The contents of a V register are transferred to or from memory by specifying a first word address in memory, an increment for the memory address, and a length.
From the sounds of that, it might be possible to have these vector operations working on a byte granularity, satisfying the use of a VGA card in 13h with chunky pixels. (And if not, then you'll have to use word-aligned sprites perhaps?)
Unmasked direct rectangular blit:
DEST = SRC
The contents of the lines of graphics within SRC overwrite those in DEST.
This is what you could use for filling the screen, drawing rectangular layers where the underlying content is unimportant, or drawing rectangular objects. (Alternatively, you can use it as a scrappy way of drawing sprites if you don't care about weird corners disappearing.)
Masked rectangular blit:
DEST = DEST & MASK
DEST = DEST | SRC
Where MASK contains all 0s in pixels occupied by visible pixels of the sprite (that should be erased before the sprite is copied) and all 1s where the sprite is transparent.
This will let you draw graphics while keeping the background intact, for sprites, GUI elements, etc.
Also, note the following:
A result may be received by a V register and re-entered as an operand to another vector computation in the same clock period.

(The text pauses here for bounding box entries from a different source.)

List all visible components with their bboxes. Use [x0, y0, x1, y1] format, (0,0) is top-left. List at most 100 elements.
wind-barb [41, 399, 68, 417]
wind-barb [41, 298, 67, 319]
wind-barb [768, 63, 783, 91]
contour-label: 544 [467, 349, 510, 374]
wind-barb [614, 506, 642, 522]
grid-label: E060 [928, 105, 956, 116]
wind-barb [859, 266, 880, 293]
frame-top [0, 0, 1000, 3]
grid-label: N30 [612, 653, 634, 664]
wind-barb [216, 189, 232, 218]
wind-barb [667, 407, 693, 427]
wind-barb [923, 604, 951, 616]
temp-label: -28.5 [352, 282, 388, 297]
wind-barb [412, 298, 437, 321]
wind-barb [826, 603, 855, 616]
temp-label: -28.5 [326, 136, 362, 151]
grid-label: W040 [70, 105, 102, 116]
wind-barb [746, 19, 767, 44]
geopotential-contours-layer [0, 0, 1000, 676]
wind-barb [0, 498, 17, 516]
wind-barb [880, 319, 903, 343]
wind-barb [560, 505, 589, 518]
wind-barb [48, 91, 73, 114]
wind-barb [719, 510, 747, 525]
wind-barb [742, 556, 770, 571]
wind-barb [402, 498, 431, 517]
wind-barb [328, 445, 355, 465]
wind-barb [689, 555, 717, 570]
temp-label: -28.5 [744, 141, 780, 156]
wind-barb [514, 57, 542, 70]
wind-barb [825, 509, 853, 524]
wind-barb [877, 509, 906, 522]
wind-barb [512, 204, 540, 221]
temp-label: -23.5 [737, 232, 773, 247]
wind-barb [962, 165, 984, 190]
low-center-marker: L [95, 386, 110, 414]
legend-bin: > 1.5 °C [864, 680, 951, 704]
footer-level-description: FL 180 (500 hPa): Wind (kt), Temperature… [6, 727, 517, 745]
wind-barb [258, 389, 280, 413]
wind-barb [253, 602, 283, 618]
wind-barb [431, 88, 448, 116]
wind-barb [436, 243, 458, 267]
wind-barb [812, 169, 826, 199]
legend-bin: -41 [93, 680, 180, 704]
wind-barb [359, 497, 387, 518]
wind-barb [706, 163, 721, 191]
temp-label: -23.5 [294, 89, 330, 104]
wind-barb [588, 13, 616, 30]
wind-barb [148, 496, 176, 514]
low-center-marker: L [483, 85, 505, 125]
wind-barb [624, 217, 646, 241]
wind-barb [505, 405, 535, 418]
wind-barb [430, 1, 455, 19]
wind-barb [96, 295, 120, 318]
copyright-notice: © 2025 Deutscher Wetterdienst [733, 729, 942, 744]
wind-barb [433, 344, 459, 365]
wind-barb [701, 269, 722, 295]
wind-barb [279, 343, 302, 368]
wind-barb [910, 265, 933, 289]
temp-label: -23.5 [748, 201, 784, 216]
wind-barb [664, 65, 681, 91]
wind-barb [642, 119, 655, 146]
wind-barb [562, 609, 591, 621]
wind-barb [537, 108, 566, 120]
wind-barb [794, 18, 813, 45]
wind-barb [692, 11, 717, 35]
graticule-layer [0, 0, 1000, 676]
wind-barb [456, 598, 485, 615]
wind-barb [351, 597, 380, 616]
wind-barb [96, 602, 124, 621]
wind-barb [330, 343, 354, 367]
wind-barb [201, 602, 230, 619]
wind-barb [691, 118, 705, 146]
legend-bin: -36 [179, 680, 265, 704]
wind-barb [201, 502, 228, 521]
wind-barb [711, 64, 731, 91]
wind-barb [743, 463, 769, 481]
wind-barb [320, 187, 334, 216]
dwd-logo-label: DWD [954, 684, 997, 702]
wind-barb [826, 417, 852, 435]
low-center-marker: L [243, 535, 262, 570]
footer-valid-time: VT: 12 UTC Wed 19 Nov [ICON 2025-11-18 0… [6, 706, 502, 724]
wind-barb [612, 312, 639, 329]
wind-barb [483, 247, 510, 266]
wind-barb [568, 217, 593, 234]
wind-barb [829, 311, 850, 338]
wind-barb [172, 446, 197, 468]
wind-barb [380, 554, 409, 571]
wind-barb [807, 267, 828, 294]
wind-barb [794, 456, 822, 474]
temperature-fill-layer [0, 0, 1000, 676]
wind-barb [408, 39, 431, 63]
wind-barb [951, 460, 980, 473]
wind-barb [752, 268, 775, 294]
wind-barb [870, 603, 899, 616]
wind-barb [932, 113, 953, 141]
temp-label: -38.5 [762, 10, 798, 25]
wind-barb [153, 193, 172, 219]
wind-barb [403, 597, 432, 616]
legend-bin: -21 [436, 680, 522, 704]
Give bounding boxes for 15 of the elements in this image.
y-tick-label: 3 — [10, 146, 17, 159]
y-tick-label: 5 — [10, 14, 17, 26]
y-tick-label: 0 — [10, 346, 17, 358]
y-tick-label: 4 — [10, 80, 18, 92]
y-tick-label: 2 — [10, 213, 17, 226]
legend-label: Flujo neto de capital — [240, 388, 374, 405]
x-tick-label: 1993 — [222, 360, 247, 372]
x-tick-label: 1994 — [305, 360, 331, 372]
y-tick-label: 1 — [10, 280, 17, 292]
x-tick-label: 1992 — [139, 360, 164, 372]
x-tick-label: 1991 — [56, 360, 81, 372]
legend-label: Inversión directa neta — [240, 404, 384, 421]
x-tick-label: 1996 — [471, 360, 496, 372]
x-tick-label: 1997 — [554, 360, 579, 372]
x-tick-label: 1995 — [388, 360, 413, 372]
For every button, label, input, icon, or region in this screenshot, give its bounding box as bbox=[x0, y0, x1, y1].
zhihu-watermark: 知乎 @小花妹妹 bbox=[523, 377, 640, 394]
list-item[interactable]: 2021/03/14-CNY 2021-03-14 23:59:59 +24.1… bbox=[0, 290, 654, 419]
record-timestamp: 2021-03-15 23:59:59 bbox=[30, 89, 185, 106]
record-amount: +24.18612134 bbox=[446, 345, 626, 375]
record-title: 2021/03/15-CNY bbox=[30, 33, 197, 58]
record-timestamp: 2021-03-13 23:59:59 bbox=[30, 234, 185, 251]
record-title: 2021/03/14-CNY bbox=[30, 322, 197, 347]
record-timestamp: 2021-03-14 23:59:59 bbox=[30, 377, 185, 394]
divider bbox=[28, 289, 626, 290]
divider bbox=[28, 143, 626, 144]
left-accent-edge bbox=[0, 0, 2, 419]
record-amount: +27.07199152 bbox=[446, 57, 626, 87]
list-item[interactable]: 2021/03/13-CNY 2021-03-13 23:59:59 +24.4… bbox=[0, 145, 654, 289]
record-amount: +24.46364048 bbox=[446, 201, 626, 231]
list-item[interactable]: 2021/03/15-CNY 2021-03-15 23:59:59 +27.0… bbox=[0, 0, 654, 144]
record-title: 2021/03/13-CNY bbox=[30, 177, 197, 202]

This mechanism allows for "chaining" two or more vector operations together. Chain operation allows the CRAY-1 to produce more than one result per clock period.
This means that the operation
DEST = (DEST & MASK) | SRC could be performed without the intermediate write to memory taking place.
More complicated algorithms for texture mapped graphics might benefit from the vector floating point performance as the pixels of a textured/shaded triangle are drawn in a vectorisible fashion.